David Horwitz’s snapshots feel quite unabashedly romantic, even though they exist as images he tried to illicitly slip into Wikipedia as pictures of himself watching sunsets along California beaches. Its title Public Access (2011-14) comes from both the California state law that all beaches up to tideline must be accessible to the public as well as Wikipedia’s rules and presumptions about the nature of free images (and the anger of its editors at feeling pranked by Horwitz, their community wiping the record of his images).

It’s hard to find a work by Friedrich Kunath that isn’t a sunsetty smear bordering on tie-die love-in. But like Horwtiz, Kunath’s heartfelt and almost unpolluted romance can’t exist without the whisper of a joke. Whether pinching the setting sun along a beach between his fingers; or in two paintings with bludgeoned skies, he scrawled across one, “Fuck it, I love you” and the other “I need to be more romantic.” In one re-appropriated photograph, the jet-plane taking off into the burnt-orange of the setting sun, instead of Pan-Am or whatever, reads simply Problems. Kunath can’t look at the California sky at the end of the day without honest and earnest emotion, but also a grin. Even the brilliant and caustic Mike Kelley couldn’t help but mimic a schmaltzy album cover for the cover of his book Day is Done (2007), the original inspiration appearing in his print Double Sunset from 2005. The book cover is completed with nary a knowing sneer. The artist stands in shadow, the sun dips into the ocean behind him in the fading light. Day is done.

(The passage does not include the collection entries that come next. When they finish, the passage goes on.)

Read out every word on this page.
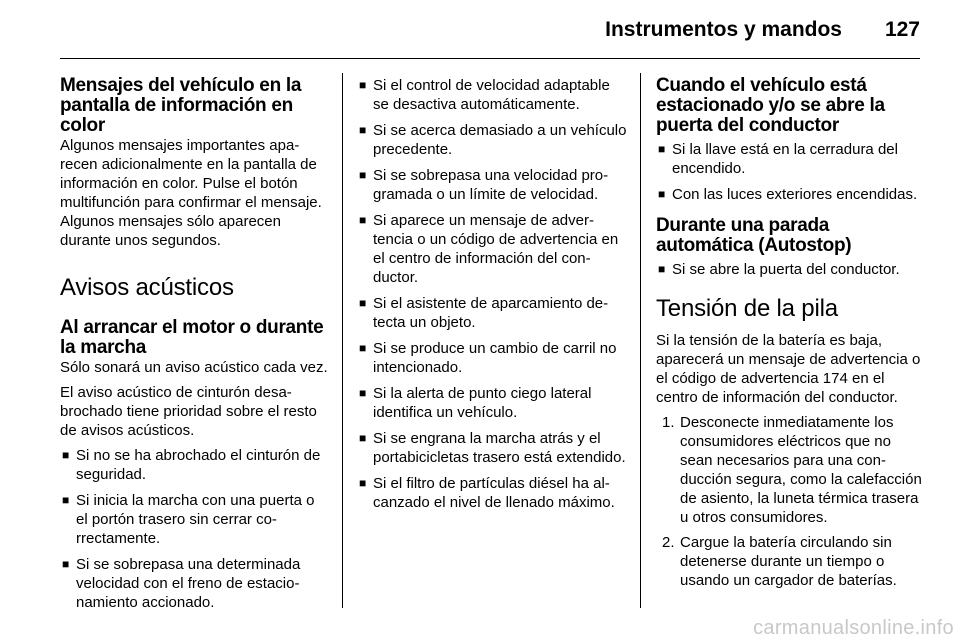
Instrumentos y mandos 127
Mensajes del vehículo en la pantalla de información en color

Algunos mensajes importantes aparecen adicionalmente en la pantalla de información en color. Pulse el botón multifunción para confirmar el mensaje. Algunos mensajes sólo aparecen durante unos segundos.

Avisos acústicos
Al arrancar el motor o durante la marcha

Sólo sonará un aviso acústico cada vez.

El aviso acústico de cinturón desabrochado tiene prioridad sobre el resto de avisos acústicos.

■ Si no se ha abrochado el cinturón de seguridad.
■ Si inicia la marcha con una puerta o el portón trasero sin cerrar correctamente.
■ Si se sobrepasa una determinada velocidad con el freno de estacionamiento accionado.
■ Si el control de velocidad adaptable se desactiva automáticamente.
■ Si se acerca demasiado a un vehículo precedente.
■ Si se sobrepasa una velocidad programada o un límite de velocidad.
■ Si aparece un mensaje de advertencia o un código de advertencia en el centro de información del conductor.
■ Si el asistente de aparcamiento detecta un objeto.
■ Si se produce un cambio de carril no intencionado.
■ Si la alerta de punto ciego lateral identifica un vehículo.
■ Si se engrana la marcha atrás y el portabicicletas trasero está extendido.
■ Si el filtro de partículas diésel ha alcanzado el nivel de llenado máximo.
Cuando el vehículo está estacionado y/o se abre la puerta del conductor
■ Si la llave está en la cerradura del encendido.
■ Con las luces exteriores encendidas.
Durante una parada automática (Autostop)
■ Si se abre la puerta del conductor.
Tensión de la pila

Si la tensión de la batería es baja, aparecerá un mensaje de advertencia o el código de advertencia 174 en el centro de información del conductor.

1. Desconecte inmediatamente los consumidores eléctricos que no sean necesarios para una conducción segura, como la calefacción de asiento, la luneta térmica trasera u otros consumidores.
2. Cargue la batería circulando sin detenerse durante un tiempo o usando un cargador de baterías.
carmanualsonline.info
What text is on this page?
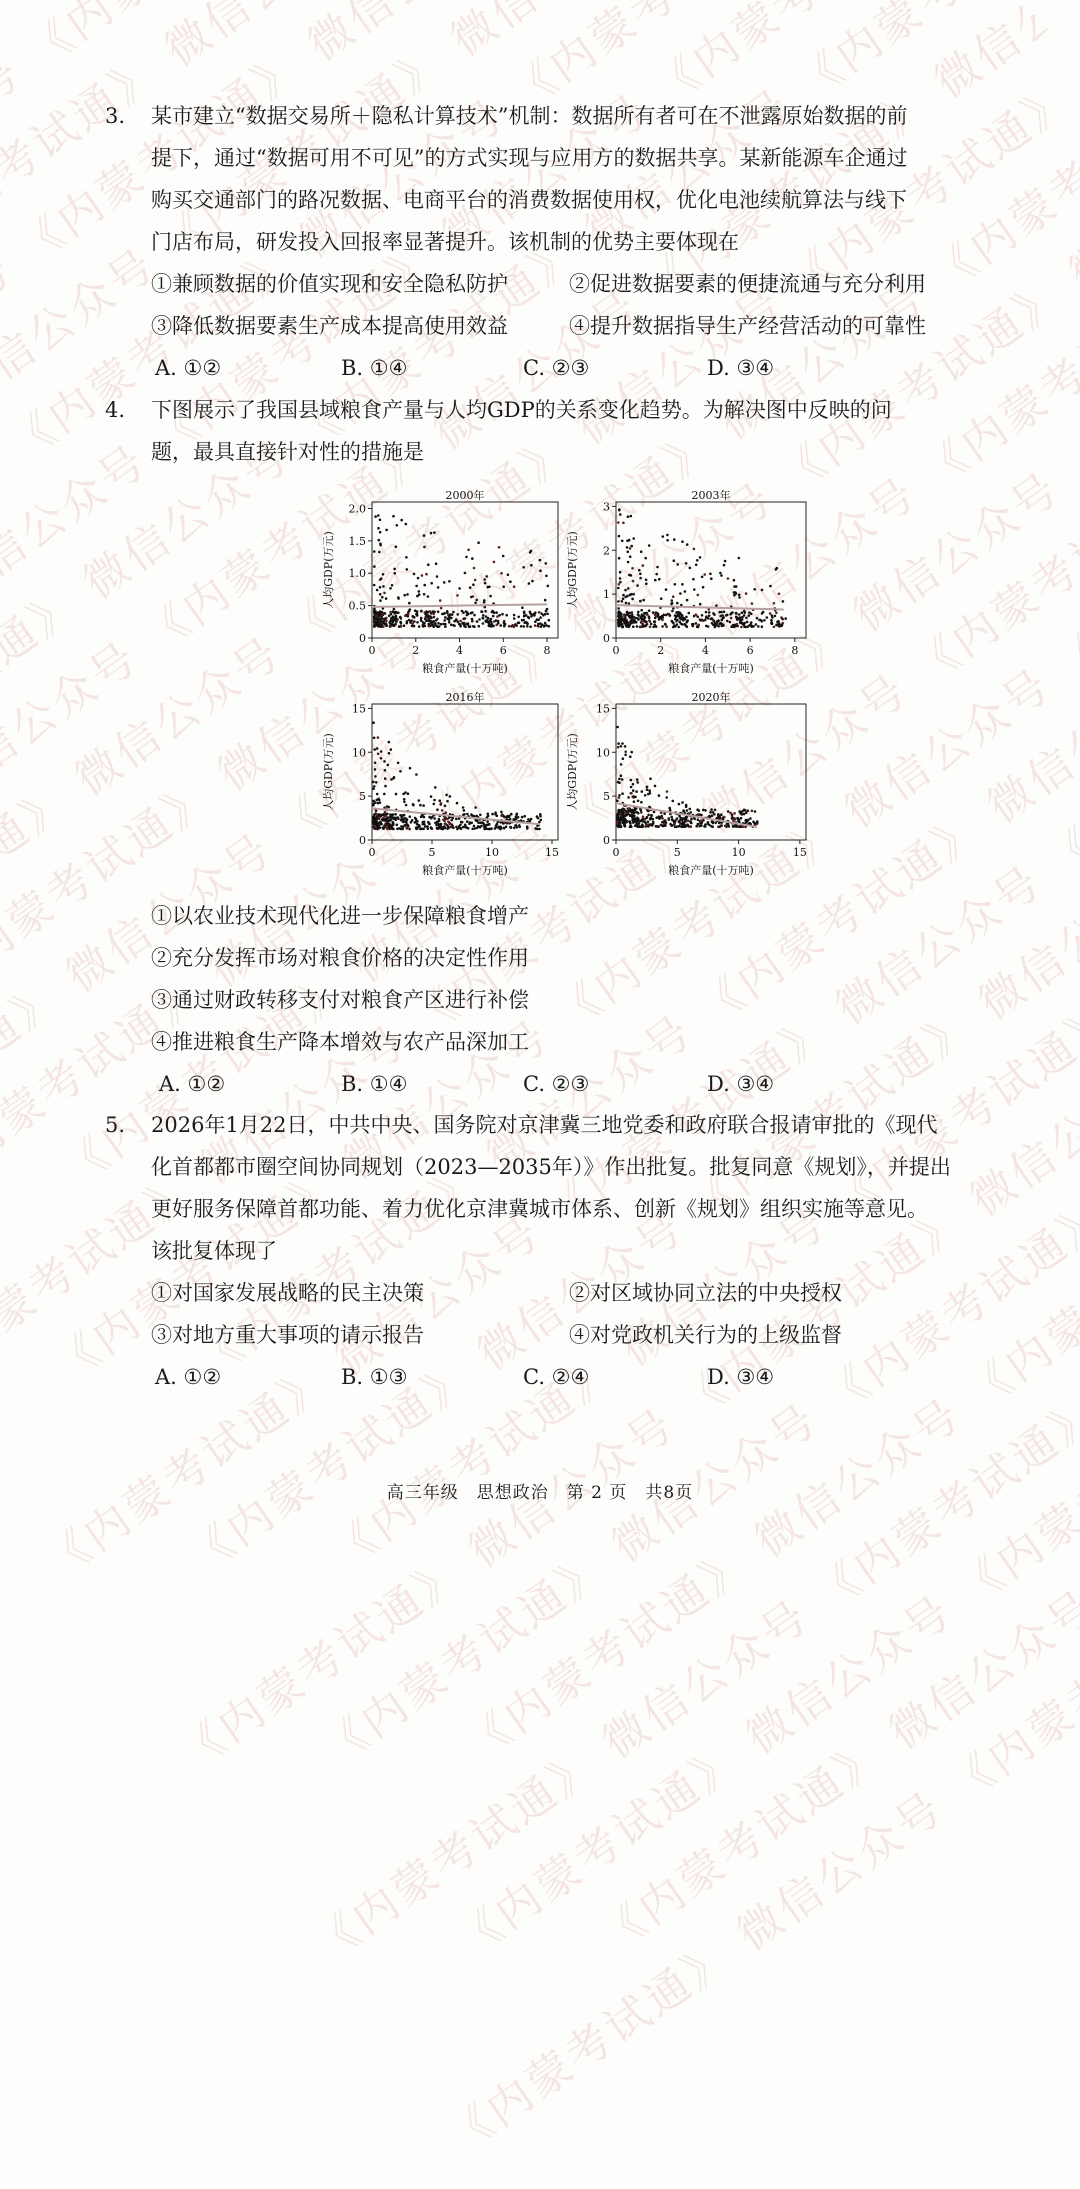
《内蒙考试通》 微信公众号 《内蒙考试通》 微信公众号 《内蒙考试通》 微信公众号
《内蒙考试通》 微信公众号 《内蒙考试通》 微信公众号 《内蒙考试通》
《内蒙考试通》 微信公众号 《内蒙考试通》 微信公众号 《内蒙考试通》
《内蒙考试通》 微信公众号 《内蒙考试通》 微信公众号 《内蒙考试通》
《内蒙考试通》 微信公众号 《内蒙考试通》 微信公众号 《内蒙考试通》
《内蒙考试通》 微信公众号 《内蒙考试通》 微信公众号
《内蒙考试通》 微信公众号 《内蒙考试通》 微信公众号 《内蒙考试通》
《内蒙考试通》 微信公众号 《内蒙考试通》 微信公众号
《内蒙考试通》 微信公众号 《内蒙考试通》
《内蒙考试通》 微信公众号 《内蒙考试通》 微信公众号
《内蒙考试通》 微信公众号 《内蒙考试通》
《内蒙考试通》 微信公众号 《内蒙考试通》
《内蒙考试通》 微信公众号 《内蒙考试通》
《内蒙考试通》 微信公众号 《内蒙考试通》
《内蒙考试通》 微信公众号
《内蒙考试通》 微信公众号 《内蒙考试通》
3.	某市建立“数据交易所＋隐私计算技术”机制：数据所有者可在不泄露原始数据的前
提下，通过“数据可用不可见”的方式实现与应用方的数据共享。某新能源车企通过
购买交通部门的路况数据、电商平台的消费数据使用权，优化电池续航算法与线下
门店布局，研发投入回报率显著提升。该机制的优势主要体现在
①兼顾数据的价值实现和安全隐私防护	②促进数据要素的便捷流通与充分利用
③降低数据要素生产成本提高使用效益	④提升数据指导生产经营活动的可靠性
A. ①②	B. ①④	C. ②③	D. ③④
4.	下图展示了我国县域粮食产量与人均GDP的关系变化趋势。为解决图中反映的问
题，最具直接针对性的措施是
2000年
0	2	4	6	8
0
0.5
1.0
1.5
2.0
粮食产量(十万吨)
人均GDP(万元)
2003年
0	2	4	6	8
0
1
2
3
粮食产量(十万吨)
人均GDP(万元)
2016年
0	5	10	15
0
5
10
15
粮食产量(十万吨)
人均GDP(万元)
2020年
0	5	10	15
0
5
10
15
粮食产量(十万吨)
人均GDP(万元)
①以农业技术现代化进一步保障粮食增产
②充分发挥市场对粮食价格的决定性作用
③通过财政转移支付对粮食产区进行补偿
④推进粮食生产降本增效与农产品深加工
A. ①②	B. ①④	C. ②③	D. ③④
5.	2026年1月22日，中共中央、国务院对京津冀三地党委和政府联合报请审批的《现代
化首都都市圈空间协同规划（2023—2035年）》作出批复。批复同意《规划》，并提出
更好服务保障首都功能、着力优化京津冀城市体系、创新《规划》组织实施等意见。
该批复体现了
①对国家发展战略的民主决策	②对区域协同立法的中央授权
③对地方重大事项的请示报告	④对党政机关行为的上级监督
A. ①②	B. ①③	C. ②④	D. ③④
高三年级　思想政治　第 2 页　共8页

But I still land back at Ruscha. He could have been mocking the cheesy romance of LA boosterism or celebrating the magical colors of California sunsets, or both. The deadpan of his work allows for both readings. And this complexity is the true spirit of sunsets in our times. We project what we want so long as we know it’s both a manipulation and a beauty, a cheap trick and the truly sublime. Whether Ed’s cracking a dry joke or professing an honest affection, I can’t separate his work from the skies I see everyday. I love every sunset even as I know that the ease of its aesthetic will end up in the worst and most cynical commerce. I don’t let it get me down anymore. This feels generational. We all know how shitty capitalism can be, how someone will try to manhandle every authentic feeling for their own mean profit, but we find our own emotions and love and anguish for ourselves all the same. On the other side of cynicism, I’ve found romance.

This is not some twee denial of a hard world. We find beauty and meaning on the other side of suffering and manipulation and despite it. I see it in art, mostly in LA, but I’m sure it exists elsewhere.I see it in Samara Golden’s heartstruck fifth-dimensional installations, a projected sun drops behind memories and mirrors. I see it in the quiet repetition of sunset photographs throughout rooms suffused with essential scents by Ginger Wolfe-Suarez. It only makes sense that here in the heart of the heart of profiteering entertainment, a generation finds the numbness fading away.

The sun dips behind the hills. You flick your wrist again and a new song comes on, its silvery synths dance and thrum. Stopped at a red light, you watch the big-bellied moon rise over Sunset Blvd. You can see every hard sea and scar in its soft glow, full of promise and permission. The light changes to green. Your eyes shift back to the traffic and you drive on into the Los Angeles night.